For Sánchez, a spat with Trump may be risky, but it may also be smart politics, shoring up center-left support for his fragile coalition government.

Sánchez “is using foreign policy to regain the political initiative at home,” said Paco Camas García, of public survey firm Ipsos, posting on X. “The international stage allows him to project a sense of leadership and strategic clarity,” and it also puts the conservative Popular Party “in a particularly difficult bind.”

Camas García notes that Trump’s popularity in Spain is at an all-time low – just 16% according to one survey conducted in February – and that if the opposition “harshly critique Sánchez’s stance, they risk appearing to side with a US president whom their own base largely rejects.”

Sánchez is well aware that his Socialist party’s opposition to the Iraq war “was central to its victory in the 2004 elections,” as Chatham House noted this week. Indeed, Sánchez has compared the current US campaign with the Iraq war.

Trade matters

Economically, Trump’s threats to Spain – Europe’s fourth largest economy – may not be as grievous as they sound. Spain is one of Europe’s most vibrant economies, and only about 5% of Spain’s trade is with the US. The European Union would be duty bound to defend any member singled out for discrimination.

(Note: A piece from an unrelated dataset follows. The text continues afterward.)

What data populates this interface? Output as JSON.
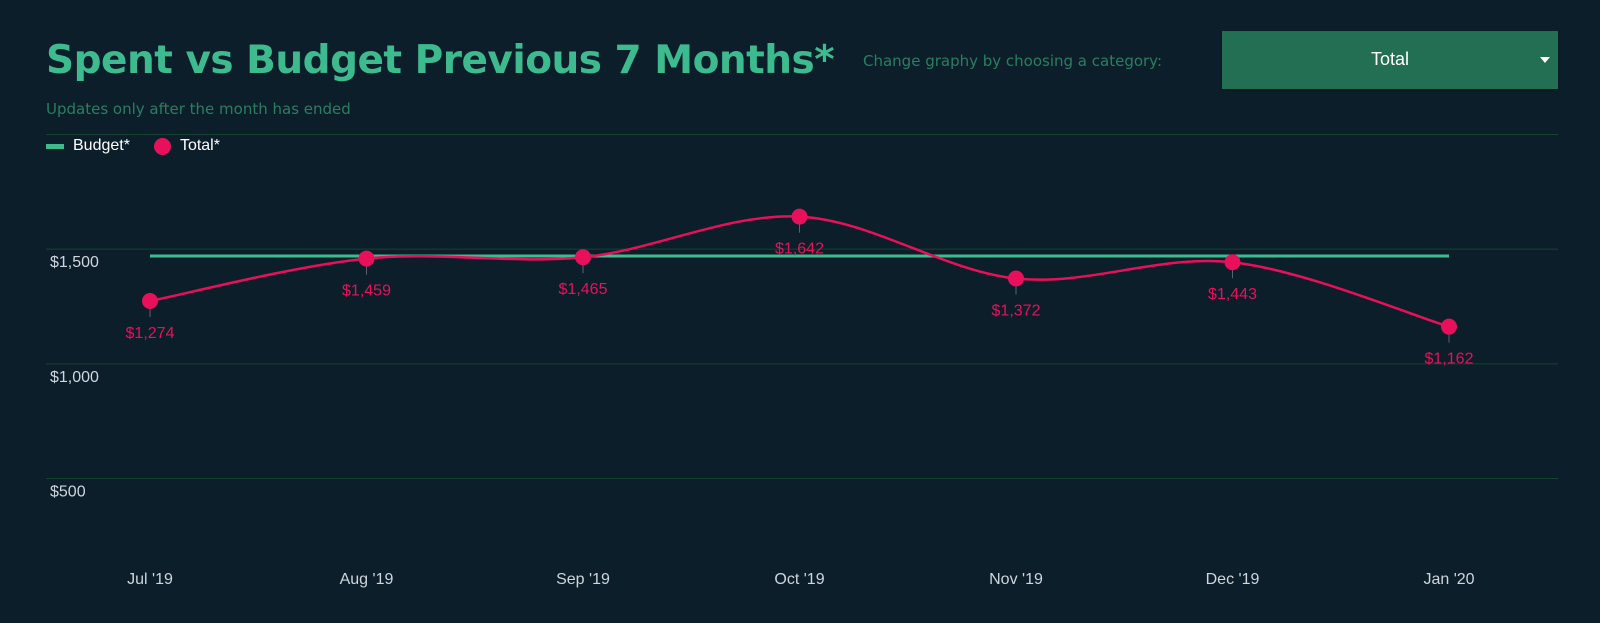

But Spain is reliant on the US for much of its liquefied natural gas supply.

There is another dimension to Sanchez’s hostility toward American influence. For years he and his family have been the targets of abuse on social media, and he has railed against US tech firms for not doing enough to combat hate speech.

“The social media that was supposed to bring unity, clarity and democracy have instead given us division, vice and a reactionary agenda,” Sánchez said in January, announcing that Spain would ban social media for children under the age of 16.

Now in his eighth year as Spain’s prime minister, Sánchez appears no longer to worry about confronting “Daddy” or the broader MAGA movement.